BIND to study brain dystrophin
The WDO convened in London last month to partner with the BIND project — the first large-scale international effort to study the dystrophin protein in the brain in relation to Duchenne and Becker muscular dystrophy. Dystrophin is absent or produced in very limited amounts in people with DMD, and only partly functions in those with Becker.
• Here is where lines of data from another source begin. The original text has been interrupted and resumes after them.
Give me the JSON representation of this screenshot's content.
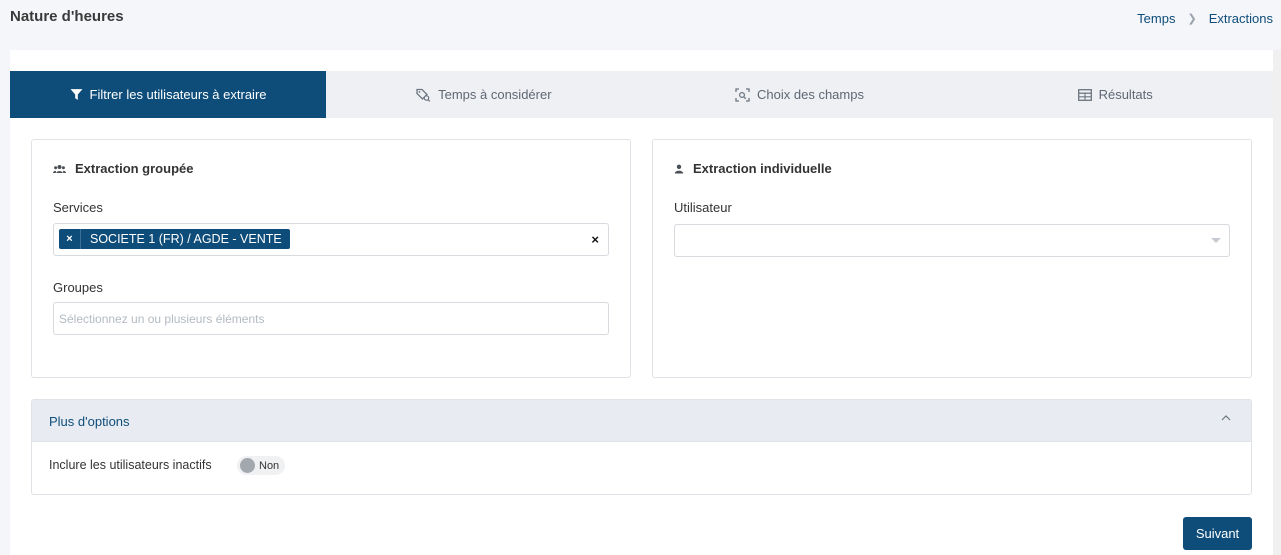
{
  "header": {
    "title": "Nature d'heures",
    "breadcrumb": [
      "Temps",
      "Extractions"
    ]
  },
  "tabs": [
    {
      "label": "Filtrer les utilisateurs à extraire",
      "icon": "filter-icon",
      "active": true
    },
    {
      "label": "Temps à considérer",
      "icon": "tag-search-icon",
      "active": false
    },
    {
      "label": "Choix des champs",
      "icon": "field-search-icon",
      "active": false
    },
    {
      "label": "Résultats",
      "icon": "table-icon",
      "active": false
    }
  ],
  "group_panel": {
    "title": "Extraction groupée",
    "icon": "users-icon",
    "services_label": "Services",
    "services_selected": [
      "SOCIETE 1 (FR) / AGDE - VENTE"
    ],
    "clear_symbol": "×",
    "tag_remove_symbol": "×",
    "groups_label": "Groupes",
    "groups_placeholder": "Sélectionnez un ou plusieurs éléments"
  },
  "individual_panel": {
    "title": "Extraction individuelle",
    "icon": "user-icon",
    "user_label": "Utilisateur",
    "user_value": ""
  },
  "options": {
    "title": "Plus d'options",
    "expanded": true,
    "include_inactive_label": "Inclure les utilisateurs inactifs",
    "include_inactive_value": "Non"
  },
  "footer": {
    "next_label": "Suivant"
  },
  "colors": {
    "primary": "#0e4d7a",
    "tab_bar": "#eef0f4",
    "options_header": "#e8ecf2"
  }
}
“The project aims to develop new outcome measures that could inform the field for future clinical trials and will promote more rigorous assessment and intervention of brain co-morbidities,” according to a Jan. 29 press release. WDO estimates that Europe is home to more than 25,000 patients with Duchenne.
“Most clinical experts are aware of the occurrence of brain co-morbidities in a proportion of individuals affected by DMD and Becker,” it continued. “These X-linked recessive disorders are the result of absent or partly functioning dystrophin protein in muscle.”
BIND (Brain Involvement iN Dystrophinopathies) connects 18 European partners as well as Japan’s National Center of Neurology and Psychiatry. The EU-funded effort, initiated by University College London, runs until the end of 2023, and is budgeted at €6.7 million (about $7.3 million).
Francesco Muntoni, MD, of the Great Ormond Street Hospital’s Institute of Child Health, said BIND hopes to identify the biological role of brain dystrophin.
“We were so occupied studying muscles, we almost forgot to focus on dystrophin in the brain,” he said. “With this project, we hope to better understand involvement in the brain, and enhance the quality of life of those affected by Duchenne and Becker.”